Chelkans

Regions with significant populations
- Russia Altai Republic;: 1,181

Languages
- Northern Altai (Chelkan), Altai, Russian

Religion
- Russian Orthodox, Burkhanism, shamanism

Related ethnic groups
- Khakas, Kumandins, Shors, Teleuts, Siberian Tatars

= Chelkans =

The Chelkans (native name—Chalkandu, Shalkandu) are a small group of Turkic Indigenous people of Siberia. They speak the Northern Altai Chelkan language. Those residing in Altai Republic are sometimes grouped together with the Altai ethnic group and those in Kemerovo Oblast are grouped with the Shors; however, they are recognized as a separate ethnic group within the list of Indigenous small-numbered peoples of the North, Siberia and the Far East by ethnographers and the Resolution of the Government of the Russian Federation No. 255 dated March 24, 2000, and Russian Census (2002). But, during the 2010 census, they were again "united" with the Altaians. According to the 2010 census, there were 1,181 Chelkans in Russia.

== History ==
The Chelkans emerged from the mixing of Turkic clans with Ket, Samoyed, and other native Siberian groups. This was a process that began as early as the period when the Yenisei Kygryz dominated the region. The Mongols then ruled over the region and people from the 13th to 18th centuries. The Dzungars then briefly controlled the area until the Chelkans (along with other Altaians) submitted to the Russians.

== Language ==
The Chelkans speak the Chelkan language sometimes classified as a dialect of Northern Altai. The language was counted as separate in the 2002 Russian Census but not the 2010 census which counted 2000 speakers, a writing system was developed in 2014.

== Culture ==
The Chelkans originally mainly hunted local animals, who were vital to their subsistence lifestyle. Around the 19th century, the Chelkans took up cedar nut picking as an additional economic activity.

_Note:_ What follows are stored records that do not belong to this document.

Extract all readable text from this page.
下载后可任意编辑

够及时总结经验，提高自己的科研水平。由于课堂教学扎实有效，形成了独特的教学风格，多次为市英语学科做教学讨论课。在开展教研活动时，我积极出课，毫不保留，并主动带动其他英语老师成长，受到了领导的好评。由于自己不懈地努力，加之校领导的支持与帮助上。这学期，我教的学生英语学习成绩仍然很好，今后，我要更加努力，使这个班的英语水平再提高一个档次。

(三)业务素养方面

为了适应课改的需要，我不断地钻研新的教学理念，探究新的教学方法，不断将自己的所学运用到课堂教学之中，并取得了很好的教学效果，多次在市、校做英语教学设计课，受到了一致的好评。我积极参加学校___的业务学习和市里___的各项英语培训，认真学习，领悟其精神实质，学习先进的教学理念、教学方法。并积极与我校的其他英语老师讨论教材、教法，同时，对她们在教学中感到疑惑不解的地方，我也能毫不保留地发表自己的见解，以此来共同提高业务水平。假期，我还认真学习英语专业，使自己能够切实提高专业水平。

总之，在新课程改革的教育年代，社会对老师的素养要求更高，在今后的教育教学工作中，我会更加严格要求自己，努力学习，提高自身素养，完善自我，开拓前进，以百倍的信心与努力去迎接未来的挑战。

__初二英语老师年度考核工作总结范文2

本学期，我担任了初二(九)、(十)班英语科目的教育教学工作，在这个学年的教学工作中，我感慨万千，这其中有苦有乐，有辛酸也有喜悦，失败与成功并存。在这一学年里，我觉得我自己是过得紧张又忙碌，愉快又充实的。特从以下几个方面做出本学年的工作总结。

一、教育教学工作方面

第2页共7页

The Chelkans traditional dwellings included polygonal yurts made out of bark or log and topped with a conic bark roof. Other types of dwellings also included conic yurts made out of bark or perches.

Traditional Chelkan dress included short breeches, linen shirts, and single-breasted robes.

== Religion ==
Most modern Chelkans are Orthodox Christian. However, Burkhanism and shamanism is also found among the Chelkans.